Selon Azis, il y a plusieurs choses à faire en ce qui concerne la reconstruction de la gestion des ressources naturelles. Tout d’abord, tous les résultats de la reprise des zones forestières doivent être ouverts de manière transparente au public, y compris l’emplacement, l’histoire de la prise de possession, les conflits sociaux, le statut de la communauté, jusqu’à l’orientation de la gestion. « Dans l’ére moderne, la transparence est une condition de legitimité », a-t-il déclaré.

Deuxièmement, l’État doit effectuer un audit social national de toutes les zones résultant de l’ordre. L’État doit être capable de cartographier les entreprises en infraction, les terres autochtones, les plaquettes problématiques et les petites communautés qui vivent depuis longtemps dans un espace gris à cause de l’échec de l’administration de l’État lui-même.

Troisiemement, la réforme agraire ne peut plus se limiter à un slogan politique. Il doit être relié à la productivité economiée, à l’élévation, à la cooptération moderne, à la securité alimentaire et au développement rural. « La Corée du Sud a été couronnee par le fait qu’elle n’a pas simplement réparti les terres, mais qu’elle a construit un écosystème économique suite à la reforme », a-t-il déclaré.

Quatrièmement, la gestion des terres acquises par l’État ou les entreprises publiques doit être strictement surveillée afin d’éviter de donner naissance à une nouvelle oligarchie avec un visage différent. Cinquièmement, l’Indonésie doit construire un système de donnée agraria nationale unique, basièrement sur la technologie spatiale et l’intelligence artificielle, qui integré les HGU, les IUP, les zones forestières, les terres autochtones, les plasma et la proprieté réelle sur le terrain.

« Les États modernes ne peuvent plus gérer les conflits agraires avec des données sectorielles qui se heurtent », a déclaré le politicien qui suit le programme de doctorat en droit de l’UAI.

Sixièmement, l’obligation de plasma doit être réconstruite totalement. Azis a souligné que le plasma ne doit plus être un instrument de beauté juridique ou un bouclier d’ouverture de zones forestiers, mais doit être réellement un mécanisme de distribution de la prosperée de la communauté environnante.

« En fin de compte, le groupe de travail PKH teste quelque chose de beaucoup plus grand que l’ordre dans les zones forestières. Il teste si l’Indonésie peut devenir un pays moderne qui est vraiment souverain sur son espace de vie.

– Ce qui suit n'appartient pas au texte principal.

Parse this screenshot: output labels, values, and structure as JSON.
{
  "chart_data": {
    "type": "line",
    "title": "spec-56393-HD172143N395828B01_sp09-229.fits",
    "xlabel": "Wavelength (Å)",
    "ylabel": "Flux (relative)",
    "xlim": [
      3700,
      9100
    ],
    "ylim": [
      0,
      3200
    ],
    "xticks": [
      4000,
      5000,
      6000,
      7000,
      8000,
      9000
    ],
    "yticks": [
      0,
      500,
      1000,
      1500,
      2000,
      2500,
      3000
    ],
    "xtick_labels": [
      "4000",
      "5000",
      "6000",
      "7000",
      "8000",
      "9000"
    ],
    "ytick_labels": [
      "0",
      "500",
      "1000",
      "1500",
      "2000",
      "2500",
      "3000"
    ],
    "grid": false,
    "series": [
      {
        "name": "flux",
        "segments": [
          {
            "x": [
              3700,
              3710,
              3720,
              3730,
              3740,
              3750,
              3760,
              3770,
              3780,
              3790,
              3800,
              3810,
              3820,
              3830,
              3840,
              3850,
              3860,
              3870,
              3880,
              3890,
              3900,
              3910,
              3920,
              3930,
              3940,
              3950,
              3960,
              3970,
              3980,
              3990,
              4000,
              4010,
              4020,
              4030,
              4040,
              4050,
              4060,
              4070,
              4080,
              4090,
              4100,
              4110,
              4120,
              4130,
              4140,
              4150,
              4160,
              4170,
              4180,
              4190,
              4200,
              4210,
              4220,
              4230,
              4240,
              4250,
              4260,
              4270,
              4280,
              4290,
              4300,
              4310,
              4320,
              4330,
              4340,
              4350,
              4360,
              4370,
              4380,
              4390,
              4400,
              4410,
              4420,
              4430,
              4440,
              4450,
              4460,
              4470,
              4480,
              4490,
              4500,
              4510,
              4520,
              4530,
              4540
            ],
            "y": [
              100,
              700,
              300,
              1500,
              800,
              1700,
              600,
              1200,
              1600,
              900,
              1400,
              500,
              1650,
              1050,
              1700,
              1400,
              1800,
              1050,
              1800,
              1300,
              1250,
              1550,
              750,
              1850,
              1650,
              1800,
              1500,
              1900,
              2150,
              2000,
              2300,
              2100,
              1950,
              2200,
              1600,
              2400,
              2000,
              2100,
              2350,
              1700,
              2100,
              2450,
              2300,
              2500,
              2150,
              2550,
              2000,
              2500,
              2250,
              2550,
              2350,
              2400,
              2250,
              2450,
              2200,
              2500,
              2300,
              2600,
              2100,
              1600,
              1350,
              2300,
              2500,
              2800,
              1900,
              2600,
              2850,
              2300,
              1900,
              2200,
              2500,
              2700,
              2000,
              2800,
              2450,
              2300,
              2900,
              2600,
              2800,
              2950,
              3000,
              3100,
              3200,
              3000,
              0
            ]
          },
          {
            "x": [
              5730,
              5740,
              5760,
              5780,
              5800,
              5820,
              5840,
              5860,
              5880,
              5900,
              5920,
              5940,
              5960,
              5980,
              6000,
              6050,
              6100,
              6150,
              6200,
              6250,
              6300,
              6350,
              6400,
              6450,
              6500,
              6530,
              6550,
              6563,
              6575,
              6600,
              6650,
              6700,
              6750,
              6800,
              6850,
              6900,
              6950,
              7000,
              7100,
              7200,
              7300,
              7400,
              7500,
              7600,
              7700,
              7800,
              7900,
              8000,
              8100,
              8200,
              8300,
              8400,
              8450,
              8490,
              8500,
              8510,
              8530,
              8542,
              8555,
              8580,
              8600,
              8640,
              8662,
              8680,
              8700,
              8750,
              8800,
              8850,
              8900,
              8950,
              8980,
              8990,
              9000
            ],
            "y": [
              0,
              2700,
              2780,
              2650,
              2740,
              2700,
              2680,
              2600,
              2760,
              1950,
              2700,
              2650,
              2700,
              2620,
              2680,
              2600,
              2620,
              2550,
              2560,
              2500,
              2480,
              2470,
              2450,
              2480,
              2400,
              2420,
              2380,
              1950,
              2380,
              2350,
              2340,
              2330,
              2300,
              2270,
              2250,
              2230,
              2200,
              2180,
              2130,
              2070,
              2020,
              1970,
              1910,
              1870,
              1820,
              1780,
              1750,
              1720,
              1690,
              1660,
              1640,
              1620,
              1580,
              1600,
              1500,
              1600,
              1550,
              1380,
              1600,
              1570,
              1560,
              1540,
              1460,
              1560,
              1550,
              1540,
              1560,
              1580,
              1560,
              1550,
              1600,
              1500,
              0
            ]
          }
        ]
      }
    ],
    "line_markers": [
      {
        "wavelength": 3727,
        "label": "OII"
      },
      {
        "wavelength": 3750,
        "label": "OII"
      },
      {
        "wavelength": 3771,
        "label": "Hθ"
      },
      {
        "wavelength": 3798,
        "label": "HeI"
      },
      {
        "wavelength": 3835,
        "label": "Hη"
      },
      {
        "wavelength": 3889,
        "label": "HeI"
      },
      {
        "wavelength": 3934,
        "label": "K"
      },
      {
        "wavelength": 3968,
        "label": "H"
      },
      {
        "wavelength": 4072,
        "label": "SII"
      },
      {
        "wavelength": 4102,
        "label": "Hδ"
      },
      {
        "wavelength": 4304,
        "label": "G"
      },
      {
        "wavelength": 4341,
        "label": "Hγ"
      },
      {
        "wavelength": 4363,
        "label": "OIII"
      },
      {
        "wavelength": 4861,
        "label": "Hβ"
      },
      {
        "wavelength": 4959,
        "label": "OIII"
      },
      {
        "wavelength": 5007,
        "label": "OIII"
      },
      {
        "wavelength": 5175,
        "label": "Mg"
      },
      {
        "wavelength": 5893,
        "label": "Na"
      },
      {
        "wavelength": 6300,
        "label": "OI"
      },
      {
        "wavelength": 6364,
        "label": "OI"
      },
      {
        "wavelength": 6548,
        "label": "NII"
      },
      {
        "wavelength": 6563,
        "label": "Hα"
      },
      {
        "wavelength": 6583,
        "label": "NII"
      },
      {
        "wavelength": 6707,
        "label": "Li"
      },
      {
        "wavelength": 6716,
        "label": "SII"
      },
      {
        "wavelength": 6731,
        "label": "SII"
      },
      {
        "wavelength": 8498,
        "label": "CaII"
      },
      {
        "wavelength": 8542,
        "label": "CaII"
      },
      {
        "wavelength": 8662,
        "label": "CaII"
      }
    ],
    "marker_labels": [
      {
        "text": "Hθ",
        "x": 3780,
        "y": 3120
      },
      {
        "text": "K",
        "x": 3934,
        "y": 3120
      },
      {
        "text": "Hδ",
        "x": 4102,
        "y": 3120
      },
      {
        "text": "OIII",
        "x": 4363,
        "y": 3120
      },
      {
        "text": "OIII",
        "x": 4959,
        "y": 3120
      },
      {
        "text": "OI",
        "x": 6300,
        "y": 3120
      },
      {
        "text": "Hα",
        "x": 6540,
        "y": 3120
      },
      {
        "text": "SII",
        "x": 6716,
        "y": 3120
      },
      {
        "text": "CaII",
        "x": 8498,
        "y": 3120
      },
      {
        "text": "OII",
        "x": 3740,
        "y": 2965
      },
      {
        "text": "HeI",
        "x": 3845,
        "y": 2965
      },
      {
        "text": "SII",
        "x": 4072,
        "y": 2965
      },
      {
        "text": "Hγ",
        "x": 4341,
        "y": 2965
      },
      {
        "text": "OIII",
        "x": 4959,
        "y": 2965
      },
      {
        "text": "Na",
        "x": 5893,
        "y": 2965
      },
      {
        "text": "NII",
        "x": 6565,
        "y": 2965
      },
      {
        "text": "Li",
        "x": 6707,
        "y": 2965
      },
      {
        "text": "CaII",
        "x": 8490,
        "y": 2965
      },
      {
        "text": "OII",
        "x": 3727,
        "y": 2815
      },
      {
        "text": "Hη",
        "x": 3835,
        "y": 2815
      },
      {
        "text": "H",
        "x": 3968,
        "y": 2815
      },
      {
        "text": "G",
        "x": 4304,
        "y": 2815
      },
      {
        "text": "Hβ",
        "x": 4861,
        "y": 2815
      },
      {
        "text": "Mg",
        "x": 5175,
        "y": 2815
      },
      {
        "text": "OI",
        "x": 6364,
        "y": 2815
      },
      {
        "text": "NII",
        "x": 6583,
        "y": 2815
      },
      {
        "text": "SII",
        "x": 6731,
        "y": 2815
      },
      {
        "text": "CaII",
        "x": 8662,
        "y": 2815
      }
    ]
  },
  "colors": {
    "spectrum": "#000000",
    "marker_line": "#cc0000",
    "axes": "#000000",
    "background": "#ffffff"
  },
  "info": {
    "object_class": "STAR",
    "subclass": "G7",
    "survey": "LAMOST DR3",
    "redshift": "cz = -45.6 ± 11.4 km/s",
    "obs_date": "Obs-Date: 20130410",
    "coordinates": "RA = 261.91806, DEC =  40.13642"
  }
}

De nombreux pays ont failli non à cause de la pauvreté des ressources, mais parce qu’ils n’ont pas su administré l’équilibre des ressources. Et l’histoire montre une chose importante : lorsque les pays perdent la capacité de maintenir l’équilibre agrarien, naissent non seulement des conflits fonciers, mais aussi des fissures dans la confiance des citoyens dans l’état lui-même », a-t-il déclaré.

« Par conséquent, la plus grande tâche de l’Indonésie aujourd’hui n’est pas seulement de reprendre le sol. Mais veiller à ce que, une fois le sol rétabli, la justice réellement réapparaisse avec lui », a conclu Azis Subekti.